Posted Mar 5, 2022 16:58 UTC (Sat) by amacater (subscriber, #790) [Link] (1 responses)

There's a bunch of additional work in Debian and Fedora, for example, in porting Firefox and Chromium to machines and architectures that upstream doesn't really care about - so more than amd64 / x86_64 or arm64 / aarch64. That's good and useful work in that it also sometimes throws up alignment issues or whatever. I'm not sure how much of that work is actually taken in by upstream.

Outwith the distributions doing this - and Debian is broadly the upstream for Ubuntu and all Debian derivatives, Fedora the upstream for most Red Hat-alikes - you wouldn't have the availability to run either of these in places where they run today.
Credit where credit's due, please. One bugbear for Debian, at least, appears to be Rust and Firefox dependencies on Rust which change rapidly and where the necessary toolchains are hard to build. That turns out to be a significant blocker.

The browser as 9/10 of a distro's complexity, - and avoiding things like vendor bundling with NPM and pip dependencies in packages being the other 9/10 - it's also tough to find capable porter boxes and time. The rapidity of change of versions upstream is also the enemy of the good here, I think.

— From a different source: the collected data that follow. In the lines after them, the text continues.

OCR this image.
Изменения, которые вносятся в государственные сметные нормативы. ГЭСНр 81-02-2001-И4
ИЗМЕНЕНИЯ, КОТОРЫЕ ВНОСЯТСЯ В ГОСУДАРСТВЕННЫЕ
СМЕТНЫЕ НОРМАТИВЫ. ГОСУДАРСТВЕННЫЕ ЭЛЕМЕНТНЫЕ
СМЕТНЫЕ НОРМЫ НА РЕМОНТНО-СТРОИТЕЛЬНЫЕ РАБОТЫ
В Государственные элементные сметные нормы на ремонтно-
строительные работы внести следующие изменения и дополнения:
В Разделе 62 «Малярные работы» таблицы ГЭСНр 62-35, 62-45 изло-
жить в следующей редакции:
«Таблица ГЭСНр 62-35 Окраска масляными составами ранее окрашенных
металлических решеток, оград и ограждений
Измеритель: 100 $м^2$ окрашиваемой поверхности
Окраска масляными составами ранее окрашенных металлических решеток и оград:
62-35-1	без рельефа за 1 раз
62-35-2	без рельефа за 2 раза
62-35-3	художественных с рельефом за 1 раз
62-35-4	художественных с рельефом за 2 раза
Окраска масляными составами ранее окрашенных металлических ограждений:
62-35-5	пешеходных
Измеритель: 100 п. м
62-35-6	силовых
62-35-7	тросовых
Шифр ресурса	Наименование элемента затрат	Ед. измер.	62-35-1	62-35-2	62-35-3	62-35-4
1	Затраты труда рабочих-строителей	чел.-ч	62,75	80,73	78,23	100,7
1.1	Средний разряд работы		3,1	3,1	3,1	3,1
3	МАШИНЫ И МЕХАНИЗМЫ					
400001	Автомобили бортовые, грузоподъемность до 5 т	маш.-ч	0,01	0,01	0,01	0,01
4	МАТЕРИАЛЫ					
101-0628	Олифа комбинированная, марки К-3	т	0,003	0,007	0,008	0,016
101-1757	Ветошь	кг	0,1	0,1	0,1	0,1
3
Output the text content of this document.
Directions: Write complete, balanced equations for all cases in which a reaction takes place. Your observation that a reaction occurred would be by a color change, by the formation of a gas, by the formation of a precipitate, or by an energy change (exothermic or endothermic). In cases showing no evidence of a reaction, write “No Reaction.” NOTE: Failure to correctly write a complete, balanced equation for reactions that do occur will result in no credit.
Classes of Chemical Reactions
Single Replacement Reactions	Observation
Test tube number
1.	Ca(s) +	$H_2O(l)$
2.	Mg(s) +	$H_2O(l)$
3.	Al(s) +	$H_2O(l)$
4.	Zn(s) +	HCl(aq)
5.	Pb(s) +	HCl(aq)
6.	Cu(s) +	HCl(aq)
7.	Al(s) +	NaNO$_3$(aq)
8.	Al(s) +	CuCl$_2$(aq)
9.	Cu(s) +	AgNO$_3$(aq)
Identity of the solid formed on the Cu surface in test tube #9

Fedora's missing Chromium updates

Posted Mar 6, 2022 8:01 UTC (Sun) by Tov (subscriber, #61080) [Link]

It seems the underlying issue is perhaps not only lack of man-power, but a too large difference to upstream. The article does not really address whether Google is a receptive upstream or cares too little about desktop Linux.

If all the distros have to invest a lot of work in getting important Linux features integrated (Wayland, VA-API, gcc build etc.) they could perhaps band together to make a common "mid-stream" project, which acts as impedance matching to the un-receptive upstream?